Hugues Mulliez (Youg's) "Pour redresser Surcouf, nous allons changer de positionnement"

Le patron de la chaîne de magasins Youg's, Hugues Mulliez, rachète son concurrent Surcouf à PPR. Il compte fusionner les deux enseignes et développer les synergies multicanal pour dépasser les 300 millions d'euros de chiffre d'affaires en 2009.

 

JDN. Comment allez-vous redresser Surcouf ?

Hugues Mulliez. Lorsque j'ai entendu que PPR avait du mal à gérer Surcouf, je m'y suis intéressé. En le rachetant, je souhaite devenir le leader de la distribution multicanal sur le secteur du multimédia. Dans un premier temps, nous allons restructurer Surcouf, qui au contraire de Youg's n'est pas rentable aujourd'hui, mais a priori sans modifier les effectifs. Surcouf a perdu moins de 10 millions d'euros en exploitation l'an dernier, pour un chiffre d'affaires de 225 millions d'euros. De plus, appartenir à la Fnac depuis 2000 a forcément constitué un frein à son développement.

Pour lui permettre d'atteindre la rentabilité, nous nous appuierons sur cette nouvelle autonomie et sur un circuit décisionnel raccourci. C'est d'ailleurs pour préserver cette autonomie que je ne prévois pas une entrée de l'Association familiale Mulliez au capital. (Lire La galaxie Web de la famille Mulliez, du 16/04/2009.) D'autre part, Surcouf va adopter un positionnement prix très fort. Nous allons proposer en magasin les prix les meilleurs du Web. C'est cette stratégie qui va permettre à Surcouf de redresser ses marges et son chiffre d'affaires.

Quels sont vos projets pour l'entité issue de la fusion, notamment pour ce qui concerne son activité de e-commerce ?
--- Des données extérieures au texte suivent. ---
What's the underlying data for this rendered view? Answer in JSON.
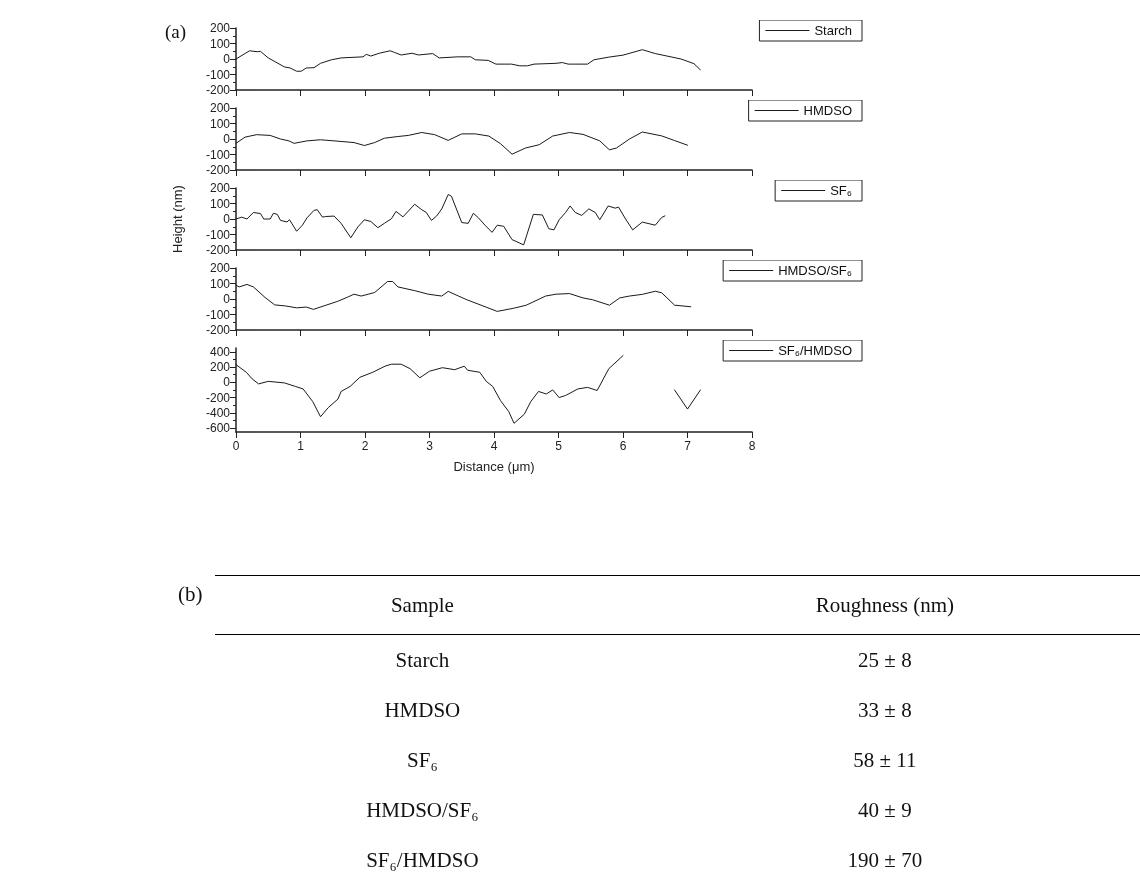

Dès la restructuration de Surcouf accomplie, nous fusionnerons les deux enseignes. La marque Youg's, de même que son site marchand, disparaîtront au profit de Surcouf. Nous pourrons alors déployer notre double positionnement. D'une part les magasins de Paris Haussmann et Paris Daumesnil vont être rénovés en flagships, lieux de vie où le client prendra plaisir à découvrir des technologies et profitera de conseils et de services, à la façon des Apple Store. D'autre part les six magasins périphériques, où il sera possible de retirer ses commandes passées en ligne. Dès que les deux flagships seront en ordre de marche, à la fin de l'année, nous communiquerons de façon forte et décalée sur notre projet commercial. Cela accompagnera la reprise que nous attendons pour la rentrée.
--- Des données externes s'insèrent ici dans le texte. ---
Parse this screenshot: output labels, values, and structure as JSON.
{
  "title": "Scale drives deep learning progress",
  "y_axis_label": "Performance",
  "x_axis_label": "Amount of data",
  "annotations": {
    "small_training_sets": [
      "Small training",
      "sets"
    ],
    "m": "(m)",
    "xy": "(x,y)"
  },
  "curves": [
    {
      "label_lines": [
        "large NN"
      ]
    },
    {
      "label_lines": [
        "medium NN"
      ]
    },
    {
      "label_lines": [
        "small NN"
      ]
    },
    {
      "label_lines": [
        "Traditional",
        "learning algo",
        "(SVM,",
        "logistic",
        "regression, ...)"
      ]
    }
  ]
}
Par ailleurs, Surcouf doit prendre une vraie dimension sur Internet, qui s'appuie sur les quatre mêmes axes que les magasins : le prix, le choix, les compétences et les services. Nous allons en particulier développer les fiches produits et donner la possibilité de comparer les articles. Nous comptons également développer des aspects communautaires au travers d'avis clients et de forums de discussion. Mais la priorité est aujourd'hui à la réorganisation des métiers. Le développement du site marchand viendra plus tard.

La crise vient diminuer les marges déjà basses du secteur des produits high-tech. Comment comptez-vous vous en sortir en proposant des prix Web alors que vous avez des coûts fixes dus à vos structures physiques ?

Nous allons poursuivre l'approfondissement des compétences de nos vendeurs, de manière à ce qu'ils puissent au mieux expliquer aux clients la valeur d'usage des produits. Ils pourront ainsi leur proposer des solutions complètes, qui incluent accessoires et services. En portant bientôt de 20 000 à 30 000 le nombre de références dans le magasin de Paris Daumesnil, nous allons d'ailleurs introduire beaucoup de produits plus haut de gamme. Nous sommes donc dans une démarche très différente de celle qui encourage la baisse des prix. Le low cost, ce n'est plus un projet en soi.